How my heroine shamed me into volunteer work

Those of you who’ve read The Awful Mess: A Love Story know that my protagonist, Mary, takes up volunteering in a food pantry and finds much satisfaction in doing so, even as she fears she may have to take advantage of the services herself one day.

I’m not sure where that idea came from, exactly, when I was writing. I don’t write with an outline, and in any case I started writing that novel over ten years ago. No doubt in my mind it had something to do with Mary making connections in her new  town, something that would become necessary to her happiness and possibly even her survival later on.

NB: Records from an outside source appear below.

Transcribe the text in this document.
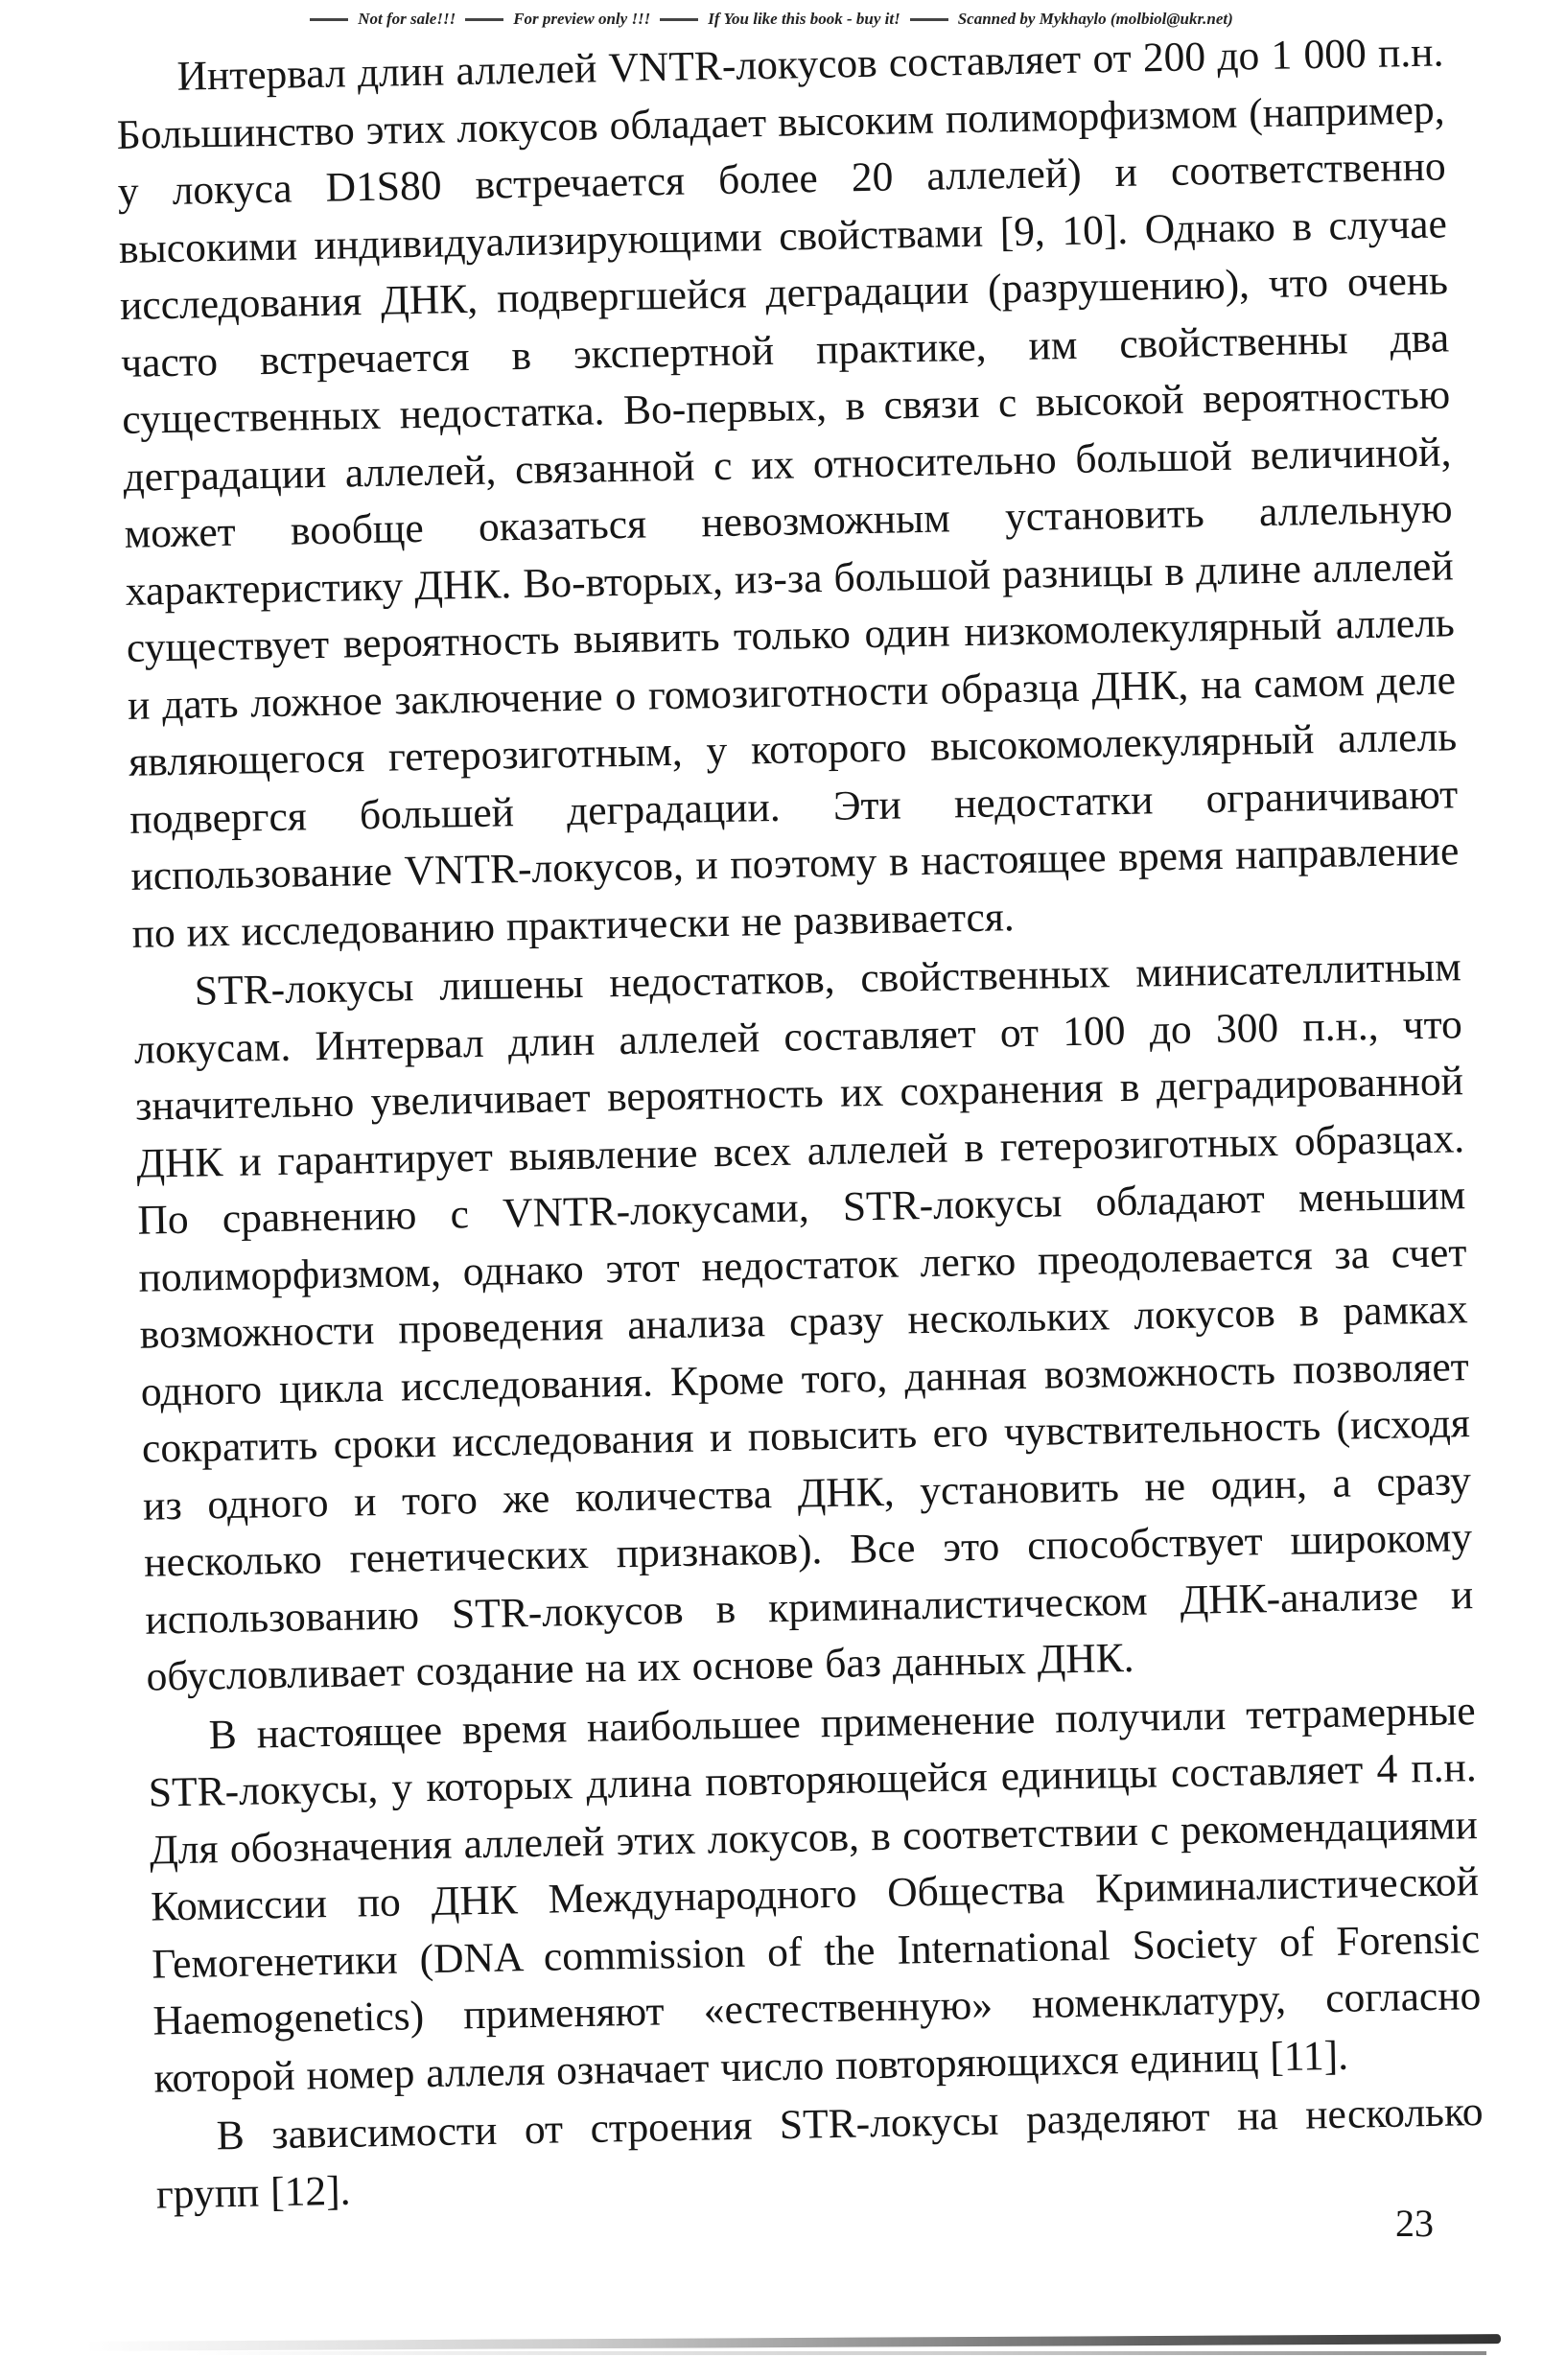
Not for sale!!!	For preview only !!!	If You like this book - buy it!	Scanned by Mykhaylo (molbiol@ukr.net)

Интервал длин аллелей VNTR-локусов составляет от 200 до 1 000 п.н. Большинство этих локусов обладает высоким полиморфизмом (например, у локуса D1S80 встречается более 20 аллелей) и соответственно высокими индивидуализирующими свойствами [9, 10]. Однако в случае исследования ДНК, подвергшейся деградации (разрушению), что очень часто встречается в экспертной практике, им свойственны два существенных недостатка. Во-первых, в связи с высокой вероятностью деградации аллелей, связанной с их относительно большой величиной, может вообще оказаться невозможным установить аллельную характеристику ДНК. Во-вторых, из-за большой разницы в длине аллелей существует вероятность выявить только один низкомолекулярный аллель и дать ложное заключение о гомозиготности образца ДНК, на самом деле являющегося гетерозиготным, у которого высокомолекулярный аллель подвергся большей деградации. Эти недостатки ограничивают использование VNTR-локусов, и поэтому в настоящее время направление по их исследованию практически не развивается.

STR-локусы лишены недостатков, свойственных минисателлитным локусам. Интервал длин аллелей составляет от 100 до 300 п.н., что значительно увеличивает вероятность их сохранения в деградированной ДНК и гарантирует выявление всех аллелей в гетерозиготных образцах. По сравнению с VNTR-локусами, STR-локусы обладают меньшим полиморфизмом, однако этот недостаток легко преодолевается за счет возможности проведения анализа сразу нескольких локусов в рамках одного цикла исследования. Кроме того, данная возможность позволяет сократить сроки исследования и повысить его чувствительность (исходя из одного и того же количества ДНК, установить не один, а сразу несколько генетических признаков). Все это способствует широкому использованию STR-локусов в криминалистическом ДНК-анализе и обусловливает создание на их основе баз данных ДНК.

В настоящее время наибольшее применение получили тетрамерные STR-локусы, у которых длина повторяющейся единицы составляет 4 п.н. Для обозначения аллелей этих локусов, в соответствии с рекомендациями Комиссии по ДНК Международного Общества Криминалистической Гемогенетики (DNA commission of the International Society of Forensic Haemogenetics) применяют «естественную» номенклатуру, согласно которой номер аллеля означает число повторяющихся единиц [11].

В зависимости от строения STR-локусы разделяют на несколько групп [12].

23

I had participated in one or two food drives and a Habitat build at various churches we’d belonged to, but I didn’t have any significant experience as a volunteer outside of church and my son’s school.

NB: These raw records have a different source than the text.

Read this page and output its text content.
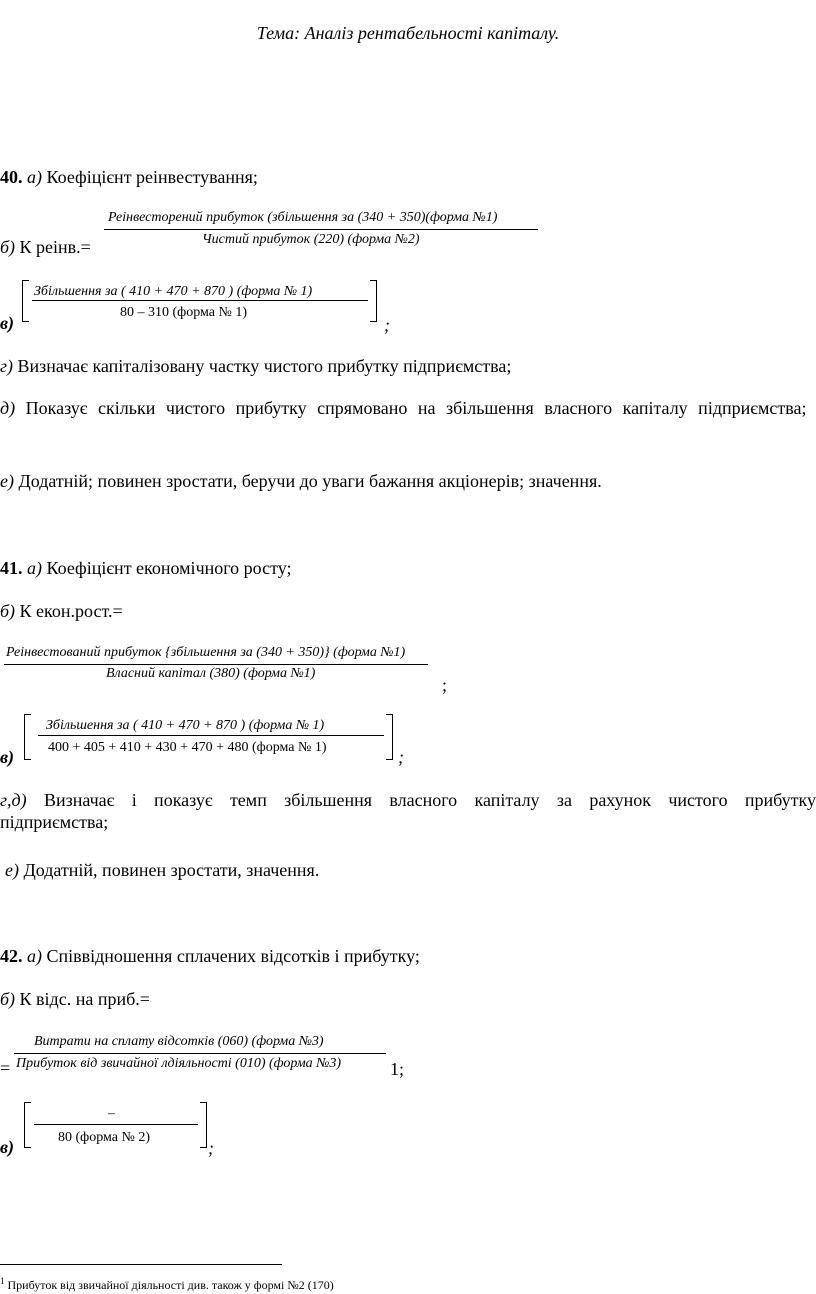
Тема: Аналіз рентабельності капіталу.
40. а) Коефіцієнт реінвестування;
Реінвесторений прибуток (збільшення за (340 + 350)(форма №1)
Чистий прибуток (220) (форма №2)
б) К реінв.=
Збільшення за ( 410 + 470 + 870 ) (форма № 1)
80 – 310 (форма № 1)
в)	;
г) Визначає капіталізовану частку чистого прибутку підприємства;
д) Показує скільки чистого прибутку спрямовано на збільшення власного капіталу підприємства;
е) Додатній; повинен зростати, беручи до уваги бажання акціонерів; значення.
41. а) Коефіцієнт економічного росту;
б) К екон.рост.=
Реінвестований прибуток {збільшення за (340 + 350)} (форма №1)
Власний капітал (380) (форма №1)
;
Збільшення за ( 410 + 470 + 870 ) (форма № 1)
400 + 405 + 410 + 430 + 470 + 480 (форма № 1)
в)	;
г,д) Визначає і показує темп збільшення власного капіталу за рахунок чистого прибутку підприємства;
е) Додатній, повинен зростати, значення.
42. а) Співвідношення сплачених відсотків і прибутку;
б) К відс. на приб.=
Витрати на сплату відсотків (060) (форма №3)
Прибуток від звичайної лдіяльності (010) (форма №3)
=	1;
–
80 (форма № 2)
в)	;
$^1$ Прибуток від звичайної діяльності див. також у формі №2 (170)
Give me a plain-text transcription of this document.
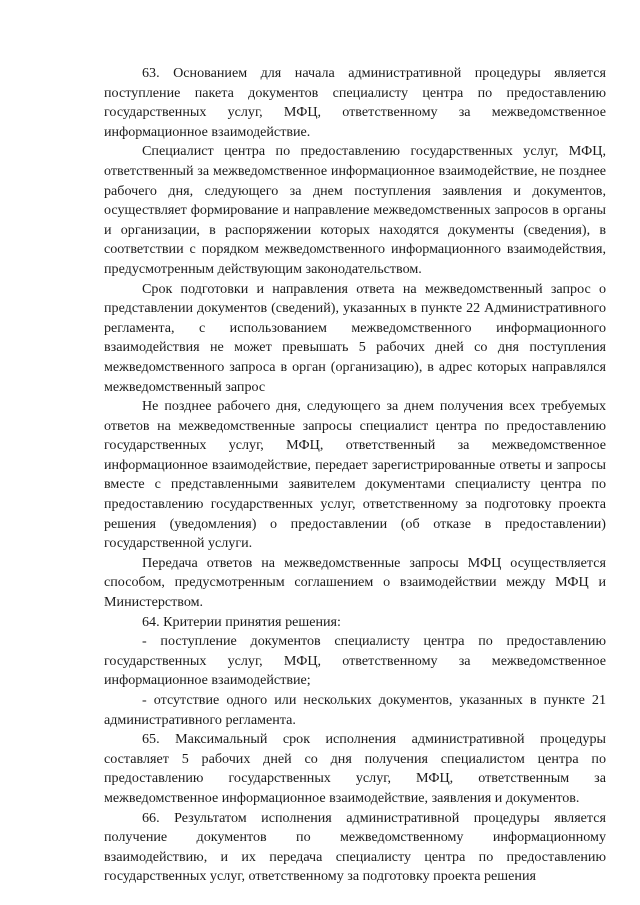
63. Основанием для начала административной процедуры является поступление пакета документов специалисту центра по предоставлению государственных услуг, МФЦ, ответственному за межведомственное информационное взаимодействие.

Специалист центра по предоставлению государственных услуг, МФЦ, ответственный за межведомственное информационное взаимодействие, не позднее рабочего дня, следующего за днем поступления заявления и документов, осуществляет формирование и направление межведомственных запросов в органы и организации, в распоряжении которых находятся документы (сведения), в соответствии с порядком межведомственного информационного взаимодействия, предусмотренным действующим законодательством.

Срок подготовки и направления ответа на межведомственный запрос о представлении документов (сведений), указанных в пункте 22 Административного регламента, с использованием межведомственного информационного взаимодействия не может превышать 5 рабочих дней со дня поступления межведомственного запроса в орган (организацию), в адрес которых направлялся межведомственный запрос

Не позднее рабочего дня, следующего за днем получения всех требуемых ответов на межведомственные запросы специалист центра по предоставлению государственных услуг, МФЦ, ответственный за межведомственное информационное взаимодействие, передает зарегистрированные ответы и запросы вместе с представленными заявителем документами специалисту центра по предоставлению государственных услуг, ответственному за подготовку проекта решения (уведомления) о предоставлении (об отказе в предоставлении) государственной услуги.

Передача ответов на межведомственные запросы МФЦ осуществляется способом, предусмотренным соглашением о взаимодействии между МФЦ и Министерством.

64. Критерии принятия решения:

- поступление документов специалисту центра по предоставлению государственных услуг, МФЦ, ответственному за межведомственное информационное взаимодействие;

- отсутствие одного или нескольких документов, указанных в пункте 21 административного регламента.

65. Максимальный срок исполнения административной процедуры составляет 5 рабочих дней со дня получения специалистом центра по предоставлению государственных услуг, МФЦ, ответственным за межведомственное информационное взаимодействие, заявления и документов.

66. Результатом исполнения административной процедуры является получение документов по межведомственному информационному взаимодействию, и их передача специалисту центра по предоставлению государственных услуг, ответственному за подготовку проекта решения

We were still fairly new to our new home outside of Albany, New York, and I was freelancing instead of working full time. For the first time in my life, I had real time to volunteer. But if someone asked me where I’d gotten my information about volunteering in a food pantry, I’d really have nothing to say. I’d just guessed at how it would work.

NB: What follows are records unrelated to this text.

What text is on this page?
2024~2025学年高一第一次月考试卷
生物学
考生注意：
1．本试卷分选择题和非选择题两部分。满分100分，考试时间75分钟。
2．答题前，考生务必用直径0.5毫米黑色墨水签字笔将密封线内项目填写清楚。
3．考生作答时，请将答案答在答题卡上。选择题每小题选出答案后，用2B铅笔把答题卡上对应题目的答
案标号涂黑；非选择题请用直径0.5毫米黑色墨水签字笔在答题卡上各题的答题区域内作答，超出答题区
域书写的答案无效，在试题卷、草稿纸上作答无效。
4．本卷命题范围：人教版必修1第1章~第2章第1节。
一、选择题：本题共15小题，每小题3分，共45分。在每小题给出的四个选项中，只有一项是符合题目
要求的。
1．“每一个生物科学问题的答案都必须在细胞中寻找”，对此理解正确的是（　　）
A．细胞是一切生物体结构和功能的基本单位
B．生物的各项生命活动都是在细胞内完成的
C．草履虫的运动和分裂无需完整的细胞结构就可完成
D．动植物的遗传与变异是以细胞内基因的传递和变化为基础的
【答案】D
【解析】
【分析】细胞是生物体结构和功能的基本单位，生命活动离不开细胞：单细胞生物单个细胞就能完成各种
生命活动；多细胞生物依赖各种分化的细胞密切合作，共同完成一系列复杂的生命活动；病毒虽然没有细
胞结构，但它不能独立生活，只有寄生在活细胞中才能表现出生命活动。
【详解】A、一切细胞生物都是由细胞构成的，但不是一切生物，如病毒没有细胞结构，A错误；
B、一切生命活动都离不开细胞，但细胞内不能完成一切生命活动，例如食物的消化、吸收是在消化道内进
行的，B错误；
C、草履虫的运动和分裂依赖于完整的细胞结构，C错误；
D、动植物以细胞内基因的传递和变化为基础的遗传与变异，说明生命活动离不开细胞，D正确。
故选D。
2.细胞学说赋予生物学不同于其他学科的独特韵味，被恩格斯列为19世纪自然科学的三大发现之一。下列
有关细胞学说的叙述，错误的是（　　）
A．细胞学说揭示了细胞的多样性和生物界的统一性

It was an embarrassing realization that my heroine was doing more for her community than I was.

Not long after a small piece in the local advertiser caught my eye. The local food pantry, Doors of Hope, was hosting an open house, and needed regular workers.

And so, years later (I honestly can’t remember when I started), I’m still a weekly volunteer with a morning shift at this thrift shop/food pantry operation in West Sand Lake, New York.
Like most volunteers, I know that I actually get more out of it than I give – in this case, rather literally, because it’s allowed me to clothe my family very cheaply during my years of part-time adjunct work. Instead of paying retail I’ve learned to simply wait. Sooner or later almost anything we need shows up in the thrift shop during my shift, at ridiculously low prices.

I’ve also made friends, and become more embedded in our community, and learned that people of every political and religious stripe really can come together to do good work, which was kind of the point of the novel in the first place.

So … thank you, Mary. I needed that.